AI(人工知能)はいくら高度に進歩してどんな問題でもエレガントに正確に解決できるようになったとしても、『自我意識・主体性・身体性(自己保存の動機付け)を持たないAI』には『解決すべき問題や悩み、痛み』がなく、『人間の知能によって生み出されたサーバント型AI(人間にとっての問題や悩みを解決しようとする高度な分割・特化された知的機能)』のレベルを超えることは技術的にも原理的にも不可能である。

正社員が減少するというのは、現在の価値観や生き方からすれば所得減少が進行する悲観的な未来予測であるが、『社会全体の豊かさ・効率性・適正人口配分(適正資源配分)』が飛躍的に進歩するのであれば、AI・ロボットによる正社員減少の副作用を上回る恩恵をもたらすかもしれないし、成熟経済のステージに至った経済成長が停滞した先進国では『(長期間にわたって自社だけに帰属意識とロイヤリティを持って滅私奉公する人材を保有し続ける)終身雇用・年功賃金』は企業にとってのメリットが乏しくなっている。

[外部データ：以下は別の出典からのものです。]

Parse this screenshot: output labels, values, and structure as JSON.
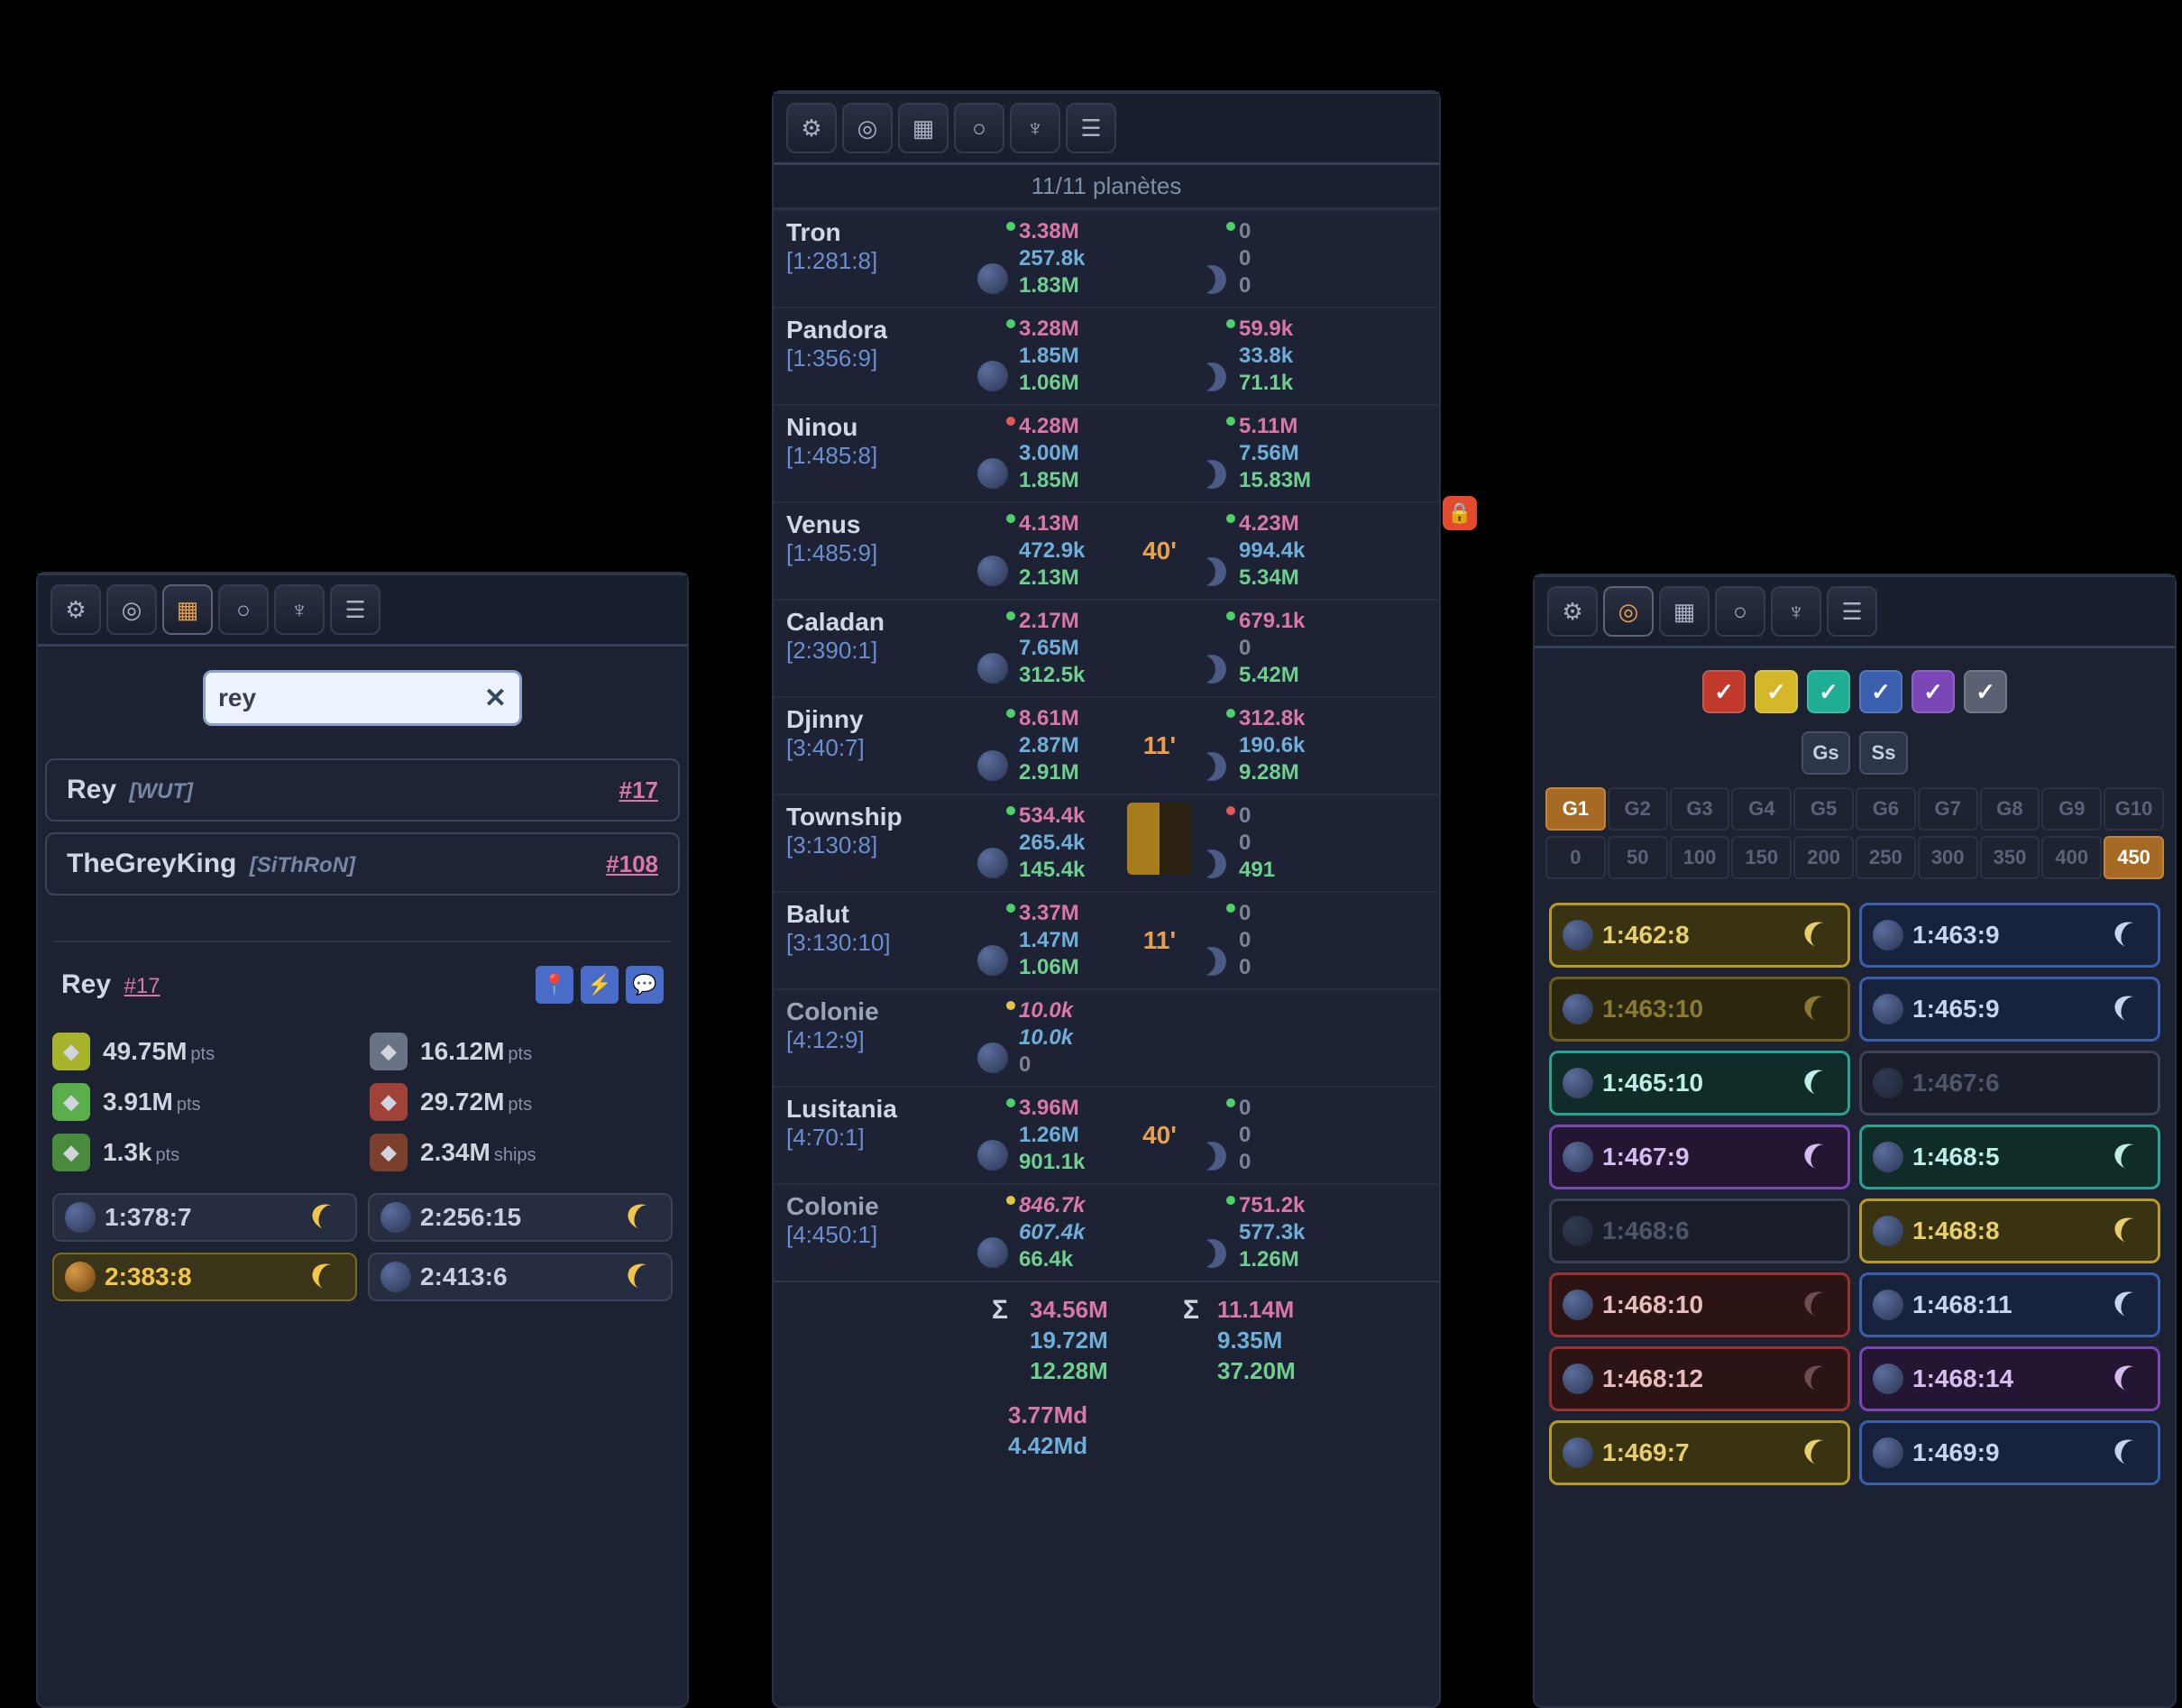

少子高齢化・未婚化晩婚化・無縁化(おひとりさま)・いじめや自殺・不登校や出社拒否(早期離職)・ネット依存(スマホ依存)・ニートやひきこもりなど、現代社会で『社会問題』とされているものの多くが、『対人ストレス・合わない他者の拒絶』と関係しており、家族や恋人友人と一緒にいてもずっとスマホの画面ばかり見ている人が増えるなど、『関係性で規定できない他者との距離感』も開いている。

ここにAI・ロボットの革新的な進化が加わればどうなるのかというのは、SF的な面白い思想実験であるが、現実的に考えても『人間の心(欲望)が嫌な他者・きつい仕事・高コストの自己保存から離れて何でも面倒臭がる現状(合わないものや嫌いなものからは遠ざかって好きなものばかりで周りを囲もうとする人ばかりの現状)』に対して、疲れもせず文句も言わず指示命令を受け容れ、機械的かつ効率的にすべてを処理するAIやロボットが現れてくるというのは、不可思議かつ歴史の因果を思わせるシンクロ二シティ(共時性)とも言えるだろう。

VR・ARといった視聴覚を幻惑する技術革新も加わってくるが、そういった人間のストレス・コスト・承認欲求などの一切合切を、高度な知能で休みなく肩代わりして処理するようなAI・ロボットが出現したとしたら(恐らくその時代には今この文章を書いている僕も読んでいるあなたもこの世界に生きてはいないだろうが)、そのインパクトは『スマホ依存』どころではない『AI・ロボット依存』をもたらす。

人間の生き方や他者との付き合い方、労働の価値などに劇薬のような作用を及ぼすことになるが、その本質は『自己愛の肥大=他者の自由意思の否定(好まざる他者の意思や命令、好き嫌い、不満などに影響されたくない)』でもあるので、生産活動や所得獲得のために強制的に集まる学校・職場が廃れてしまう恐れがあり、『労働以外の人の価値・魅力・つながり・生きがい(やりたいこと)』を自発的に生み出せる人でないと、旧時代以上に生きづらい時代(自己価値が承認される実感が失われる・あるいは気づかないように巧妙に仮想現実の中に入り込む)になるかもしれない。